茶の間の座卓を挟んで、俺は西島さゆりさんと対面していた。口佐賀さんも傍らで心配そうに俺の顔を見つめている。
「西島さん。結論から言います。矢野みどりさんが夫二人を殺して保険金を騙し取ったという噂ですが、あれはデマです。警察も保険会社も事件性を一切否定しています」
俺の明確な言葉に、西島さんは胸の仕えが下りたように、小さく息を吐き出した。
「本当に……犯罪者ではなかったんですね。……でも、水商売の経歴とか、保険金を巡る親族とのトラブルとか、そういうお話は……」
西島さんがなおも気に病むように声を潜めたが、俺はそれ以上の追及を遮るように首を横に振った。みどりさんの個人的な苦労や、さっき聞いたばかりの本心をこれ以上明かすのは、探偵としての信義に反する。

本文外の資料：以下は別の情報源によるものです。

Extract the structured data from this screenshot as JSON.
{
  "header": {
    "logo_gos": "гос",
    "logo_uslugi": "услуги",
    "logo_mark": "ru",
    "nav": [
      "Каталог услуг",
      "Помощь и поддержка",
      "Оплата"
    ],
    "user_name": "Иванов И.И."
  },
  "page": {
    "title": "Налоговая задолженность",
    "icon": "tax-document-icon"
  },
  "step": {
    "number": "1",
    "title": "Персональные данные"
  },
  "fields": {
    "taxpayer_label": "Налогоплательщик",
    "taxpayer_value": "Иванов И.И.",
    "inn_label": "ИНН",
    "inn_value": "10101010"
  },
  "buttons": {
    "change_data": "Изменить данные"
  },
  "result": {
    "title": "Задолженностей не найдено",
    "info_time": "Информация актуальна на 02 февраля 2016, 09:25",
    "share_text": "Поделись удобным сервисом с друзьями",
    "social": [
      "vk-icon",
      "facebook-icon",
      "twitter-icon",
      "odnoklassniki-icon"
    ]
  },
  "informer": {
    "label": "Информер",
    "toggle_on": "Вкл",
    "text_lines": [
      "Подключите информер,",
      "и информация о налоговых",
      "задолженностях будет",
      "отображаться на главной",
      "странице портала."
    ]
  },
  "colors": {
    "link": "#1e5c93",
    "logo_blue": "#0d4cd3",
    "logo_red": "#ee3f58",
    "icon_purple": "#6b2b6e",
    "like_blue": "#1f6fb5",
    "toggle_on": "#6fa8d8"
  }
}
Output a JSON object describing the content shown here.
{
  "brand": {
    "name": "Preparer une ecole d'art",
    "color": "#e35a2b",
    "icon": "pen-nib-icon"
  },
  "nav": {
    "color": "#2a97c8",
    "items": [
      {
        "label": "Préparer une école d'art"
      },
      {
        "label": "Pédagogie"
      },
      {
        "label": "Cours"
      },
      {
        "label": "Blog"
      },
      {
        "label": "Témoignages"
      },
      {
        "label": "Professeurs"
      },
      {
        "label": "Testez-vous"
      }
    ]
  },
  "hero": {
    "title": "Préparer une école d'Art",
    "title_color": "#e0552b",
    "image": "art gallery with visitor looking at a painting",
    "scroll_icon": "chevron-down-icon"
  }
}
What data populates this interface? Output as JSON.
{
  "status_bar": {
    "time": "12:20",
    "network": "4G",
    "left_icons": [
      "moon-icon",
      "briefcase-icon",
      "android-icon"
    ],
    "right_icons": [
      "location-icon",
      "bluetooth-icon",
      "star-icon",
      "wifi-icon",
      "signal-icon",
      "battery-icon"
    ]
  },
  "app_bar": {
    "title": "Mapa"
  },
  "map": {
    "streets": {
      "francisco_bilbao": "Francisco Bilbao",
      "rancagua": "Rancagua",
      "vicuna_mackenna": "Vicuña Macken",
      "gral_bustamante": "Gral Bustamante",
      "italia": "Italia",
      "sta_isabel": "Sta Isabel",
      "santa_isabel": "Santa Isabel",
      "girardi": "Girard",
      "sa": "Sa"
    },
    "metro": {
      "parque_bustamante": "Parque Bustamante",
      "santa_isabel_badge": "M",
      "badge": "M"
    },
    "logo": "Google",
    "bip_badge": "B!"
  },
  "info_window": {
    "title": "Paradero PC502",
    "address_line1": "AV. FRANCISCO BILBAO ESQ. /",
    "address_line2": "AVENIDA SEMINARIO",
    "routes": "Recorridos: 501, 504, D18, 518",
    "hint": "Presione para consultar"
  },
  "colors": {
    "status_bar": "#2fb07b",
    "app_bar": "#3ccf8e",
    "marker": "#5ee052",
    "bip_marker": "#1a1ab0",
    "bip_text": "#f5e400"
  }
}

「西島さん。最初の依頼の時に約束した通り、俺が調べられるのは事件性の有無という客観的な事実までです。事件性が無いと判断した今は、彼女のプライベートに関してお話しできません、彼女の今後の営業にも差し支えますから、俺からの報告は差し控えさせていただきます」
西島さんは背筋を正して深く頷いた。俺は言葉を続けた。
「ただ、俺自身の目で夕方の託児所の様子を外から確認してきましたが、今預けられている子供たちはみんな、屈託のない笑顔で本当に楽しそうに彼女に懐いていましたよ。……過去の噂に惑わされるより、西島さん自身が直接あそこへ行って、みどりさんや子供たちの様子を自分の目で確かめてみてください。それが一番確実な判断になりますから」
「はい……。私、自分の目でちゃんと確かめてみます。本当にありがとうございました」
西島さんは納得してくれた。俺の仕事はここまでだ、これ以上踏み込んでも誰も幸せにならない。
*
自分の借りている六畳一間のボロアパートの部屋に戻り、俺は読みかけの古い海外のハードボイルド小説の文庫本を再び開いた。
人の噂ほどいい加減で、残酷なものはない。だけど、そんな悪意の雑音に囲まれながらも、自分の足で託児所を守り続けている矢野みどりという女性の強さは、本物なのだろう。
「……ま、俺がこれ以上口を挟むことじゃないね」
俺は文庫本のすり切れたページをめくり、小説の中の男たちが紡ぐ、少し乾いた台詞の世界へとゆっくりと視線を落としていくのだった。